A stuffy nose, a sinus headache, sneezing, coughing, a scratchy throat: no, it’s not a cold, it’s seasonal allergies. If you’re like me, the last thing you want to do is take medication for your hay fever, and while there are numerous home remedies for allergies, did you know yoga can help too?
As Dr. Baxter Bell, a medical acupuncturist and yoga instructor, points out, when we have allergies, we become irritated and annoyed. That goes without saying, but Dr. Bell also notes that when we experience stress, the immune system doesn’t run as well as it should. “Doing something that lets you unwind, like yoga, can help quiet your body’s fight-or-flight response, in turn quieting allergies,” he says. If you want to incorporate yoga into your allergy-fighting regimen, here are five poses that fight seasonal allergies.
1. Warrior 1
Any pose that opens the heart center like Warrior 1 helps to drain mucus from the lungs. Stand with your feet together, your arms at your sides. Inhale and step your feet wide apart. Breathe normally as you raise your arms above your head, palms facing each other and arms shoulder-width apart.
Exhale and turn your right foot out 90 degrees, so it’s pointing toward the top of your mat. Shift your left (now back) leg, so it’s at a 45-degree angle to the right. It should be pointing to the side of your mat. Rotate the hips on the next exhale and face toward your right leg. Allow the right knee to bend gently and hold this position for up to 10 steady breaths. Repeat these steps for the left side.
2. Half-moon pose
This pose opens the ribcage and lungs to encourage healthier breathing. Go into triangle pose on your right side, with your right foot pointed forward and your left foot at a 45-degree angle to it, just as in Warrior 1. Your right hand should be on or near the ground by your right toes. Use a yoga block to support this pose if you need to.
Instead of raising your left arm above your body, as you would in triangle pose, allow it to rest on your left hip. Inhale and slowly bend your right knee as you slide your left foot forward several inches. As you do, reach your right hand about 12 inches forward on your mat. On the exhale, press your right heel and right hand into the floor and straighten your leg. Extend the left heel as you raise your left leg. Rotate your torso to the left while keeping your hips aligned, and gaze forward. The majority of your body weight should be in your right leg, not in your hand. Hold this pose for up to a minute before lowering your left leg back to the ground and returning to triangle pose. Repeat for the left side.
3. Shoulder stand
Inversions like shoulder stand encourage your nasal passages to open. Only do shoulder stand for a short time — a minute or two — especially if you feel a lot of pressure in your sinuses. If you have neck pain, fold a thick blanket or two under your body, so your head rests just off the blanket, on the floor, as your shoulders and arms rest on it.
Begin by lying on your back. Bend your knees and place your feet on the floor. Your arms should be at your sides. Press your arms into the ground as you reach your feet up and back behind your head. If you can, reach your feet to the ground above your head, as in plow pose. Adjust your shoulders and arms so that you can place your hands on your back. Lift one leg, and then the other, so that your feet are in the air. Adjust the pose as needed to lift your thighs up and away from your pelvis.
4. Bridge pose
Backbends expand the chest and lung capacity. You might find that bridge pose helps to open up the respiratory system to allow your stuffy nose to drain too. Begin on your back, with your arms at your sides and your knees bent. Inhale and lift your hips. Exhale and roll your spine back down to the mat. Repeat this a few times, moving with the cycle of your breath. Then, when it feels good, hold your hips in the raised position for eight to 10 breaths. Come gently back down to your mat and repeat if it feels particularly good at the moment.

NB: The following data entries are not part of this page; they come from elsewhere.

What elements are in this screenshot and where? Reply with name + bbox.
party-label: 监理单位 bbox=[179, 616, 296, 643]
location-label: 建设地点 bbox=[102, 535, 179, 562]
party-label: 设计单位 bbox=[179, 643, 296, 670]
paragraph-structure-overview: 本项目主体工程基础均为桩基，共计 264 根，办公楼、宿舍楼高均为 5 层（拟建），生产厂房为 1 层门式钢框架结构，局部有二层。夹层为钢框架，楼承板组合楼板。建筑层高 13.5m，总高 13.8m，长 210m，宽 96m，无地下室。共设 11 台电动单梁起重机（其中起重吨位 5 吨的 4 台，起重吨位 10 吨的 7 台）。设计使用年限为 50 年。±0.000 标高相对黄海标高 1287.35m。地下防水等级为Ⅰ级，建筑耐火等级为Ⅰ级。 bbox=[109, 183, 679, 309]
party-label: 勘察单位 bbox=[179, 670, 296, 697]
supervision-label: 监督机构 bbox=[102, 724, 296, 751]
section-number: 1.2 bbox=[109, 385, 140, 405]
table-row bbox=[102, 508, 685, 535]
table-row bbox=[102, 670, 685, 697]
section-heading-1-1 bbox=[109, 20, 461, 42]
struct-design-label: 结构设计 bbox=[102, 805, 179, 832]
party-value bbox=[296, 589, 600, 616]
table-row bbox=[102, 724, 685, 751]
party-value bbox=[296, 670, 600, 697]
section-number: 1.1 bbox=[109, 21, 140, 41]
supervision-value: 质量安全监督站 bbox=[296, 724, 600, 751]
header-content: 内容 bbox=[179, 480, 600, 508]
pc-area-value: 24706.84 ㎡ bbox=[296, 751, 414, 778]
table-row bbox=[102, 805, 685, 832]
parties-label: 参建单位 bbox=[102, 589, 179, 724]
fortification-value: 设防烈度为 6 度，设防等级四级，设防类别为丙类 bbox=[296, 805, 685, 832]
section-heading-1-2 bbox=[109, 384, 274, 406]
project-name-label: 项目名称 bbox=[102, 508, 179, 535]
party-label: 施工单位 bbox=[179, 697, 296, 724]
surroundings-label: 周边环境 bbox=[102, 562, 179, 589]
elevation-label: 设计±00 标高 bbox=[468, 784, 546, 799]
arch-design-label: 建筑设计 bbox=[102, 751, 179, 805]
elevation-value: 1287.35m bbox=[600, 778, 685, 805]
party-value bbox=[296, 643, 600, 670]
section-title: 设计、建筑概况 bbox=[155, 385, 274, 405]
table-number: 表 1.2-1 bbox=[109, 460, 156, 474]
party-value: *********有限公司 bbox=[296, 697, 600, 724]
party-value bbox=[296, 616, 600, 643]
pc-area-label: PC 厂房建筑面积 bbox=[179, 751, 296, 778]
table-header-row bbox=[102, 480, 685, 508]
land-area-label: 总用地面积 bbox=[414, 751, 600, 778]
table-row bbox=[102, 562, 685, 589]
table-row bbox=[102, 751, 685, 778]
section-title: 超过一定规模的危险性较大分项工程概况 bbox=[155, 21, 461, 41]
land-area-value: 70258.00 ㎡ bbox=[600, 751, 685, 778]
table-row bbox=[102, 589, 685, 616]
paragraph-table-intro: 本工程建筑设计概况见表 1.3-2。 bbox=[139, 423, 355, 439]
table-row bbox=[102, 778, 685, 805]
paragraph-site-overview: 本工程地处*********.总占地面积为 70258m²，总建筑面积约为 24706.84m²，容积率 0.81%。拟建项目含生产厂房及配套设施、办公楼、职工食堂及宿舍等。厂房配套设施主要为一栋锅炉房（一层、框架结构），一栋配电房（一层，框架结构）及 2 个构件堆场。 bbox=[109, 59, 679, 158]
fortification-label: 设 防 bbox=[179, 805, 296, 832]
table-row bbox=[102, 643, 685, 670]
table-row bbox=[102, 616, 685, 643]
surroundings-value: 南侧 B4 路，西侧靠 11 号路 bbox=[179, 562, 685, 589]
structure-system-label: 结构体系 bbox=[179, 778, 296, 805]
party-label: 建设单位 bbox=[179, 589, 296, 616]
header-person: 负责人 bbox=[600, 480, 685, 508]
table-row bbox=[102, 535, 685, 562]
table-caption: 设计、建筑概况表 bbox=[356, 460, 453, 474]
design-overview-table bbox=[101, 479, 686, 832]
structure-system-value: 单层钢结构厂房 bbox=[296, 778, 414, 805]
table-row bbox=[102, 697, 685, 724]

5. Yogic breathing or pranayama
As simple as it sounds, the three-part breath can be one of the most healing yoga practice for seasonal allergy sufferers. To practice this type of breathing, draw the breath in. Allow your belly to fill with that breath, your ribcage and then your upper chest. Release the breath by reversing the flow. When we are stressed out — as can happen with an allergy attack — we tend to breathe in the top part of our chest. Three-part breathing reminds us to breathe fully and completely and reduces stress in the process. Breathe through your nose if possible, but even if you’re stuffed up, the benefits of this breathing practice make it worth doing.
With each pose, be sure to remain mindful of the sinus pressure you may experience. Some head-down poses like headstand and downward-facing dog can add to the nasal pressure you’re already experiencing. Remember, when your body has an allergic reaction, it’s in a stress state. So go slow, take your time and care for your body as you fight those seasonal allergies.
What’s your favorite pose to combat allergies?